Blake Crouch’s latest thriller is — delightfully — about something.

Assumed Audience: readers of sci-fi or thrillers or both — especially if you have an interest in identity, memory, and the ways they intersect.

cover for Recursion
Recursion, Blake Crouch (2019)
Blake Crouch’s Recursion was the first thriller I’ve read in a long time — and it didn’t let me down. Its interest in identity and memory made it more than just a thriller, and I’m glad I read it.

Over my Christmas vacation, I picked up and read two of Blake Crouch’s novels: Recursion and Dark Matter. Recursion is the more recent of the two, published just this year, but the one I read first. It’s a romp of a book, a sci-fi thriller that pushes on questions of personal identity and memory and the relationship between the lives we have lived and the ways we remember them. The characters were fun and well-drawn; the plot twists always made sense; the conclusion worked.
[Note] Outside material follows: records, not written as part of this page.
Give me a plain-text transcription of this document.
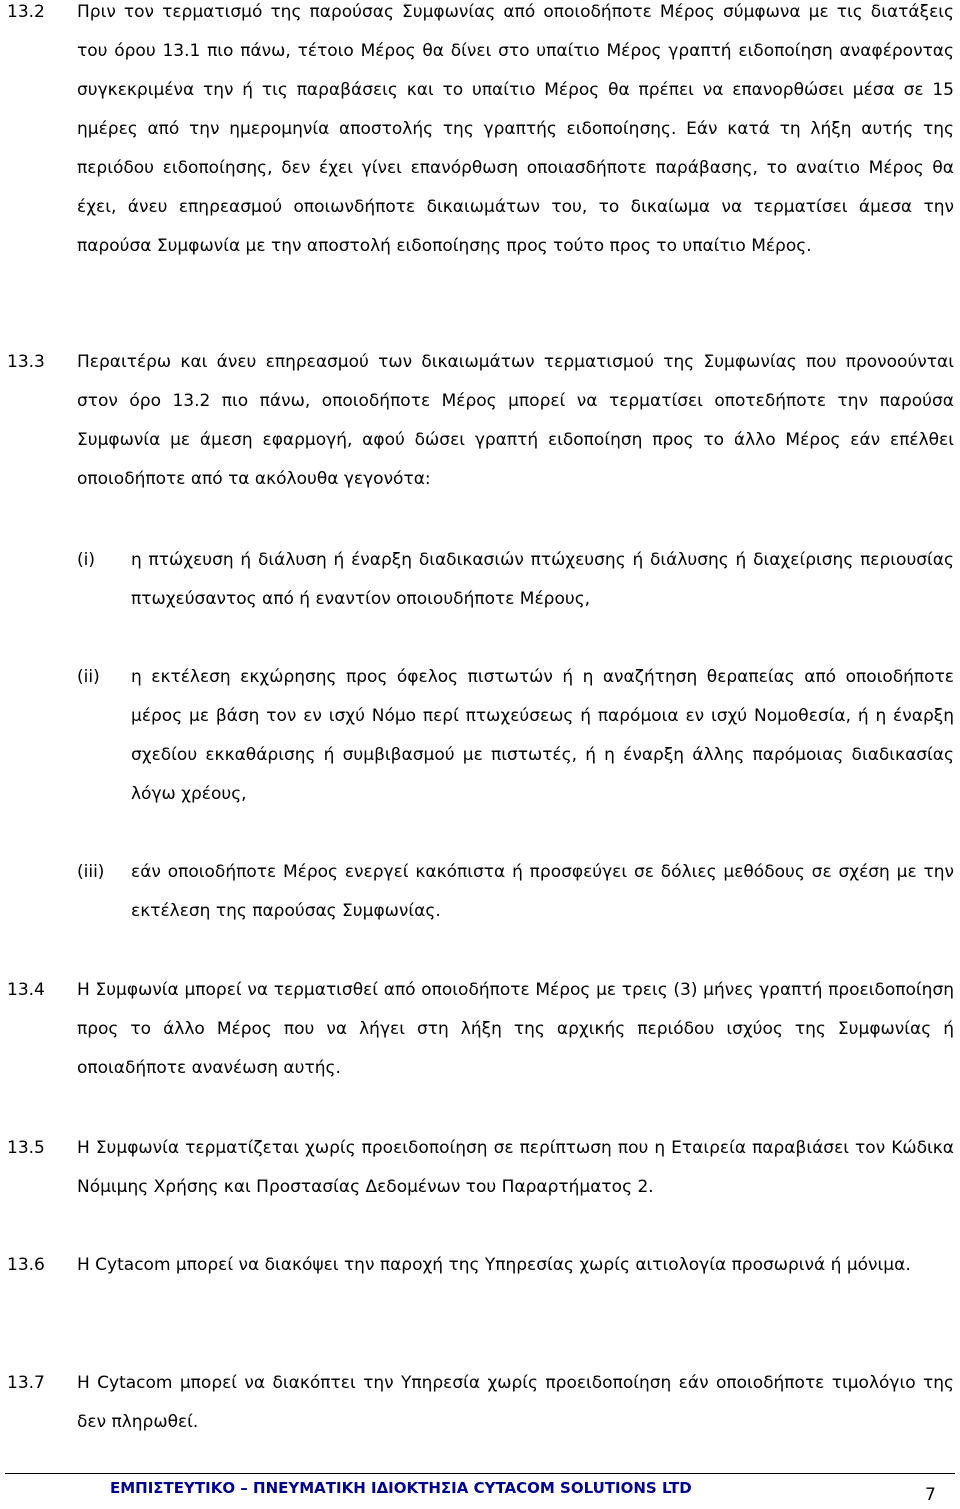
13.2 Πριν τον τερματισμό της παρούσας Συμφωνίας από οποιοδήποτε Μέρος σύμφωνα με τις διατάξεις του όρου 13.1 πιο πάνω, τέτοιο Μέρος θα δίνει στο υπαίτιο Μέρος γραπτή ειδοποίηση αναφέροντας συγκεκριμένα την ή τις παραβάσεις και το υπαίτιο Μέρος θα πρέπει να επανορθώσει μέσα σε 15 ημέρες από την ημερομηνία αποστολής της γραπτής ειδοποίησης. Εάν κατά τη λήξη αυτής της περιόδου ειδοποίησης, δεν έχει γίνει επανόρθωση οποιασδήποτε παράβασης, το αναίτιο Μέρος θα έχει, άνευ επηρεασμού οποιωνδήποτε δικαιωμάτων του, το δικαίωμα να τερματίσει άμεσα την παρούσα Συμφωνία με την αποστολή ειδοποίησης προς τούτο προς το υπαίτιο Μέρος.
13.3 Περαιτέρω και άνευ επηρεασμού των δικαιωμάτων τερματισμού της Συμφωνίας που προνοούνται στον όρο 13.2 πιο πάνω, οποιοδήποτε Μέρος μπορεί να τερματίσει οποτεδήποτε την παρούσα Συμφωνία με άμεση εφαρμογή, αφού δώσει γραπτή ειδοποίηση προς το άλλο Μέρος εάν επέλθει οποιοδήποτε από τα ακόλουθα γεγονότα:
(i) η πτώχευση ή διάλυση ή έναρξη διαδικασιών πτώχευσης ή διάλυσης ή διαχείρισης περιουσίας πτωχεύσαντος από ή εναντίον οποιουδήποτε Μέρους,
(ii) η εκτέλεση εκχώρησης προς όφελος πιστωτών ή η αναζήτηση θεραπείας από οποιοδήποτε μέρος με βάση τον εν ισχύ Νόμο περί πτωχεύσεως ή παρόμοια εν ισχύ Νομοθεσία, ή η έναρξη σχεδίου εκκαθάρισης ή συμβιβασμού με πιστωτές, ή η έναρξη άλλης παρόμοιας διαδικασίας λόγω χρέους,
(iii) εάν οποιοδήποτε Μέρος ενεργεί κακόπιστα ή προσφεύγει σε δόλιες μεθόδους σε σχέση με την εκτέλεση της παρούσας Συμφωνίας.
13.4 Η Συμφωνία μπορεί να τερματισθεί από οποιοδήποτε Μέρος με τρεις (3) μήνες γραπτή προειδοποίηση προς το άλλο Μέρος που να λήγει στη λήξη της αρχικής περιόδου ισχύος της Συμφωνίας ή οποιαδήποτε ανανέωση αυτής.
13.5 Η Συμφωνία τερματίζεται χωρίς προειδοποίηση σε περίπτωση που η Εταιρεία παραβιάσει τον Κώδικα Νόμιμης Χρήσης και Προστασίας Δεδομένων του Παραρτήματος 2.
13.6 Η Cytacom μπορεί να διακόψει την παροχή της Υπηρεσίας χωρίς αιτιολογία προσωρινά ή μόνιμα.
13.7 Η Cytacom μπορεί να διακόπτει την Υπηρεσία χωρίς προειδοποίηση εάν οποιοδήποτε τιμολόγιο της δεν πληρωθεί.
ΕΜΠΙΣΤΕΥΤΙΚΟ – ΠΝΕΥΜΑΤΙΚΗ ΙΔΙΟΚΤΗΣΙΑ CYTACOM SOLUTIONS LTD	7
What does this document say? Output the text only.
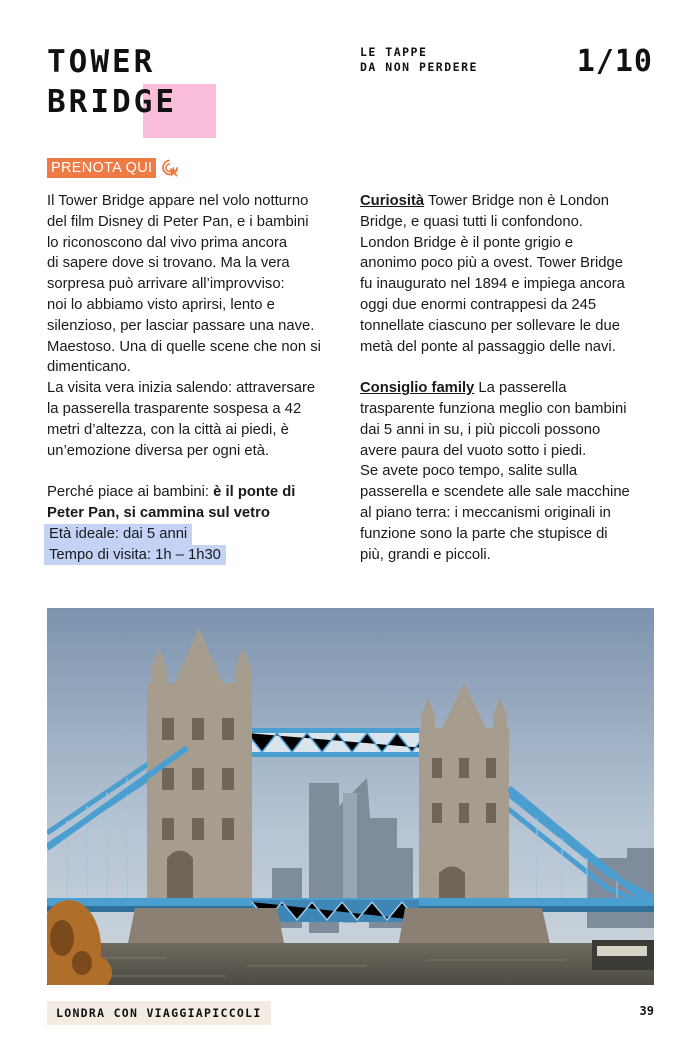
TOWER
BRIDGE
LE TAPPE
DA NON PERDERE	1/10
PRENOTA QUI

Il Tower Bridge appare nel volo notturno

del film Disney di Peter Pan, e i bambini

lo riconoscono dal vivo prima ancora

di sapere dove si trovano. Ma la vera

sorpresa può arrivare all’improvviso:

noi lo abbiamo visto aprirsi, lento e

silenzioso, per lasciar passare una nave.

Maestoso. Una di quelle scene che non si

dimenticano.

La visita vera inizia salendo: attraversare

la passerella trasparente sospesa a 42

metri d’altezza, con la città ai piedi, è

un’emozione diversa per ogni età.

Perché piace ai bambini: è il ponte di

Peter Pan, si cammina sul vetro

Età ideale: dai 5 anni

Tempo di visita: 1h – 1h30

Curiosità Tower Bridge non è London

Bridge, e quasi tutti li confondono.

London Bridge è il ponte grigio e

anonimo poco più a ovest. Tower Bridge

fu inaugurato nel 1894 e impiega ancora

oggi due enormi contrappesi da 245

tonnellate ciascuno per sollevare le due

metà del ponte al passaggio delle navi.

Consiglio family La passerella

trasparente funziona meglio con bambini

dai 5 anni in su, i più piccoli possono

avere paura del vuoto sotto i piedi.

Se avete poco tempo, salite sulla

passerella e scendete alle sale macchine

al piano terra: i meccanismi originali in

funzione sono la parte che stupisce di

più, grandi e piccoli.

LONDRA CON VIAGGIAPICCOLI	39
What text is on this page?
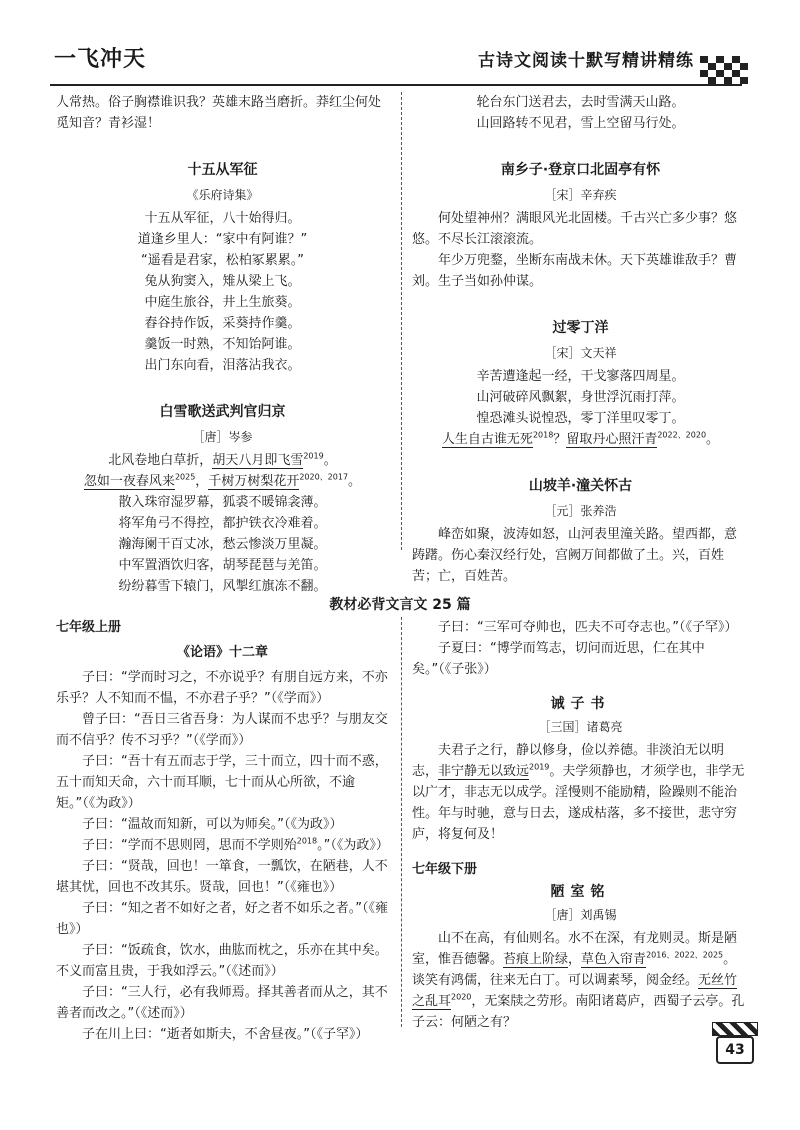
一飞冲天	古诗文阅读十默写精讲精练

人常热。俗子胸襟谁识我？英雄末路当磨折。莽红尘何处觅知音？青衫湿！

十五从军征
《乐府诗集》
十五从军征，八十始得归。
道逢乡里人：“家中有阿谁？”
“遥看是君家，松柏冢累累。”
兔从狗窦入，雉从梁上飞。
中庭生旅谷，井上生旅葵。
舂谷持作饭，采葵持作羹。
羹饭一时熟，不知饴阿谁。
出门东向看，泪落沾我衣。
白雪歌送武判官归京
［唐］岑参
北风卷地白草折，胡天八月即飞雪$^{2019}$。
忽如一夜春风来$^{2025}$，千树万树梨花开$^{2020、2017}$。
散入珠帘湿罗幕，狐裘不暖锦衾薄。
将军角弓不得控，都护铁衣冷难着。
瀚海阑干百丈冰，愁云惨淡万里凝。
中军置酒饮归客，胡琴琵琶与羌笛。
纷纷暮雪下辕门，风掣红旗冻不翻。
轮台东门送君去，去时雪满天山路。
山回路转不见君，雪上空留马行处。
南乡子·登京口北固亭有怀
［宋］辛弃疾

何处望神州？满眼风光北固楼。千古兴亡多少事？悠悠。不尽长江滚滚流。

年少万兜鍪，坐断东南战未休。天下英雄谁敌手？曹刘。生子当如孙仲谋。

过零丁洋
［宋］文天祥
辛苦遭逢起一经，干戈寥落四周星。
山河破碎风飘絮，身世浮沉雨打萍。
惶恐滩头说惶恐，零丁洋里叹零丁。
人生自古谁无死$^{2018}$？留取丹心照汗青$^{2022、2020}$。
山坡羊·潼关怀古
［元］张养浩

峰峦如聚，波涛如怒，山河表里潼关路。望西都，意踌躇。伤心秦汉经行处，宫阙万间都做了土。兴，百姓苦；亡，百姓苦。

教材必背文言文 25 篇
七年级上册
《论语》十二章

子曰：“学而时习之，不亦说乎？有朋自远方来，不亦乐乎？人不知而不愠，不亦君子乎？”（《学而》）

曾子曰：“吾日三省吾身：为人谋而不忠乎？与朋友交而不信乎？传不习乎？”（《学而》）

子曰：“吾十有五而志于学，三十而立，四十而不惑，五十而知天命，六十而耳顺，七十而从心所欲，不逾矩。”（《为政》）

子曰：“温故而知新，可以为师矣。”（《为政》）

子曰：“学而不思则罔，思而不学则殆$^{2018}$。”（《为政》）

子曰：“贤哉，回也！一箪食，一瓢饮，在陋巷，人不堪其忧，回也不改其乐。贤哉，回也！”（《雍也》）

子曰：“知之者不如好之者，好之者不如乐之者。”（《雍也》）

子曰：“饭疏食，饮水，曲肱而枕之，乐亦在其中矣。不义而富且贵，于我如浮云。”（《述而》）

子曰：“三人行，必有我师焉。择其善者而从之，其不善者而改之。”（《述而》）

子在川上曰：“逝者如斯夫，不舍昼夜。”（《子罕》）

子曰：“三军可夺帅也，匹夫不可夺志也。”（《子罕》）

子夏曰：“博学而笃志，切问而近思，仁在其中矣。”（《子张》）

诫子书
［三国］诸葛亮

夫君子之行，静以修身，俭以养德。非淡泊无以明志，非宁静无以致远$^{2019}$。夫学须静也，才须学也，非学无以广才，非志无以成学。淫慢则不能励精，险躁则不能治性。年与时驰，意与日去，遂成枯落，多不接世，悲守穷庐，将复何及！

七年级下册
陋室铭
［唐］刘禹锡

山不在高，有仙则名。水不在深，有龙则灵。斯是陋室，惟吾德馨。苔痕上阶绿，草色入帘青$^{2016、2022、2025}$。谈笑有鸿儒，往来无白丁。可以调素琴，阅金经。无丝竹之乱耳$^{2020}$，无案牍之劳形。南阳诸葛庐，西蜀子云亭。孔子云：何陋之有？

43
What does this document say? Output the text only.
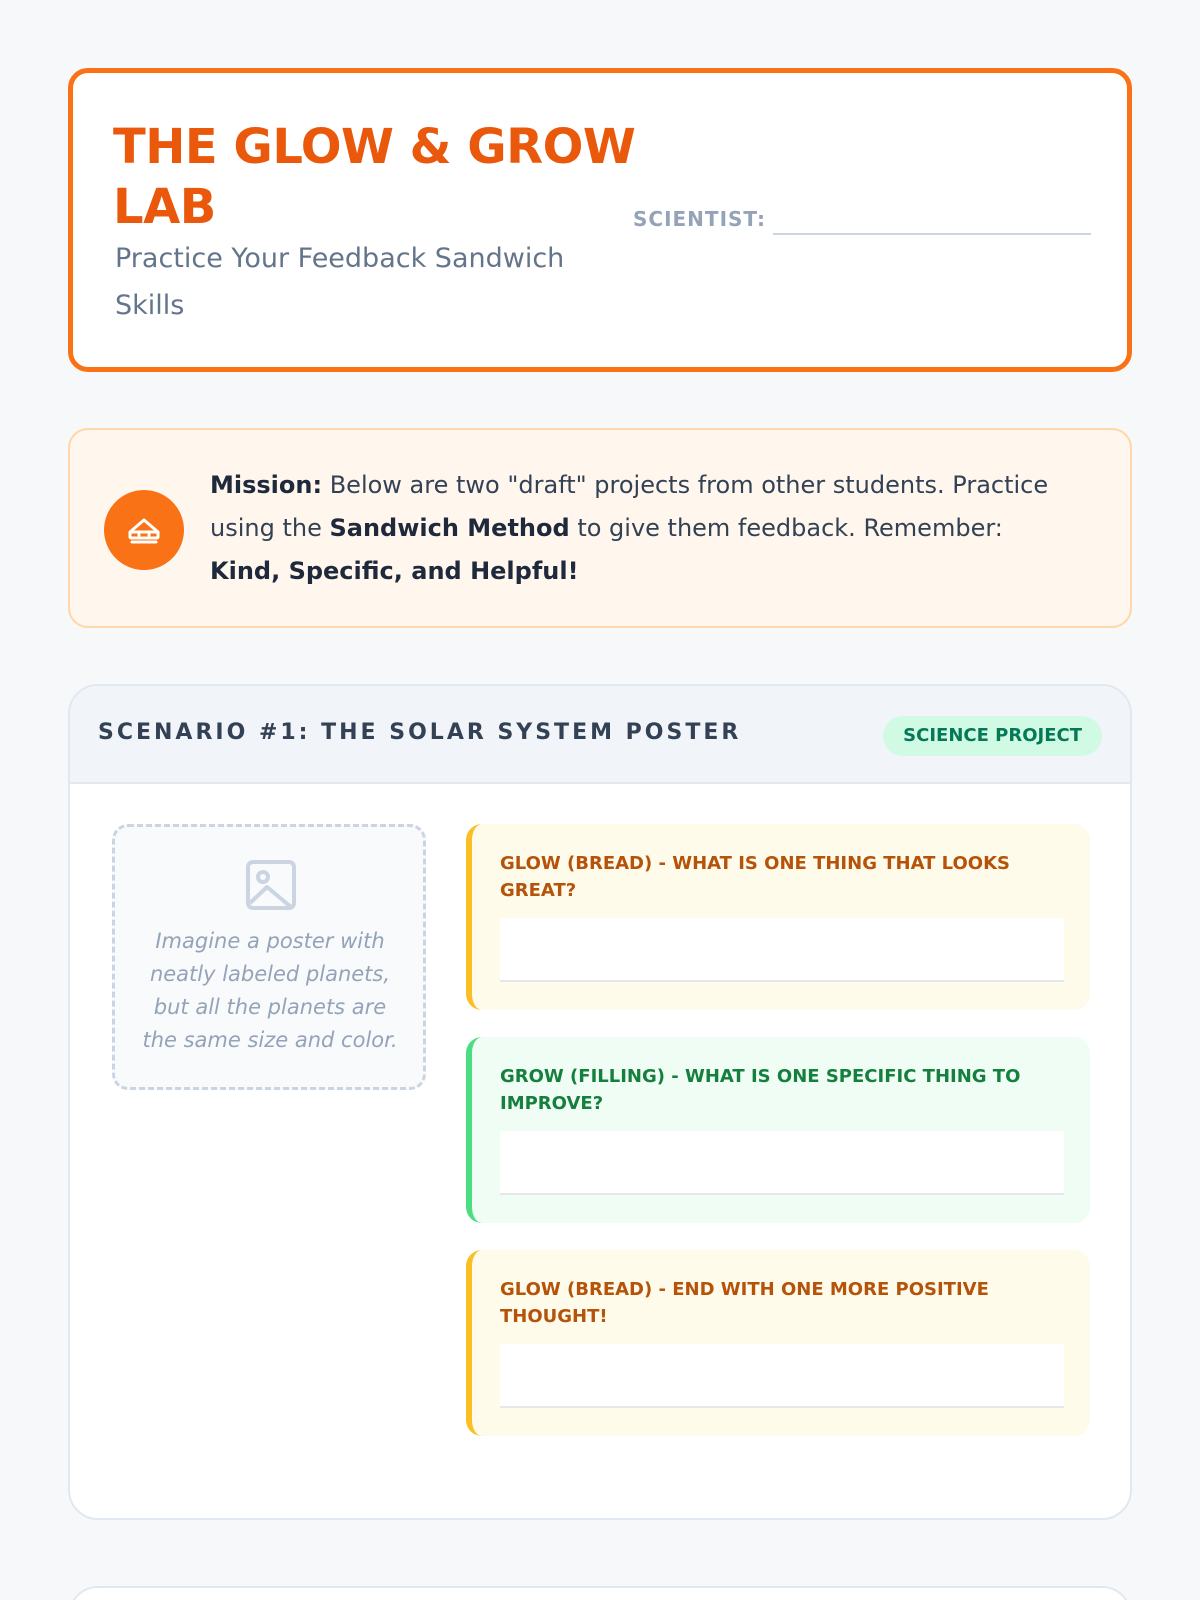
THE GLOW & GROW LAB
Practice Your Feedback Sandwich Skills
SCIENTIST:

Mission: Below are two "draft" projects from other students. Practice using the Sandwich Method to give them feedback. Remember: Kind, Specific, and Helpful!

SCENARIO #1: THE SOLAR SYSTEM POSTER	SCIENCE PROJECT
Imagine a poster with neatly labeled planets, but all the planets are the same size and color.
GLOW (BREAD) - WHAT IS ONE THING THAT LOOKS GREAT?
GROW (FILLING) - WHAT IS ONE SPECIFIC THING TO IMPROVE?
GLOW (BREAD) - END WITH ONE MORE POSITIVE THOUGHT!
The value of that last bit is hard to overstate: I generally don’t read thrillers because the handful I have read left a bad taste in my mouth with their dissatisfying endings. Recursion doesn’t have that problem, thankfully. I read it start to finish over the span of just a few days, and enjoyed it so much that I immediately picked up Dark Matter to read as well.

My favorite thing about the book is that it was about something: it wasn’t just a thriller, but a thriller interested in those questions of identity and memory. It was still popcorn, but… popcorn with a side of mashed potatoes or something like that.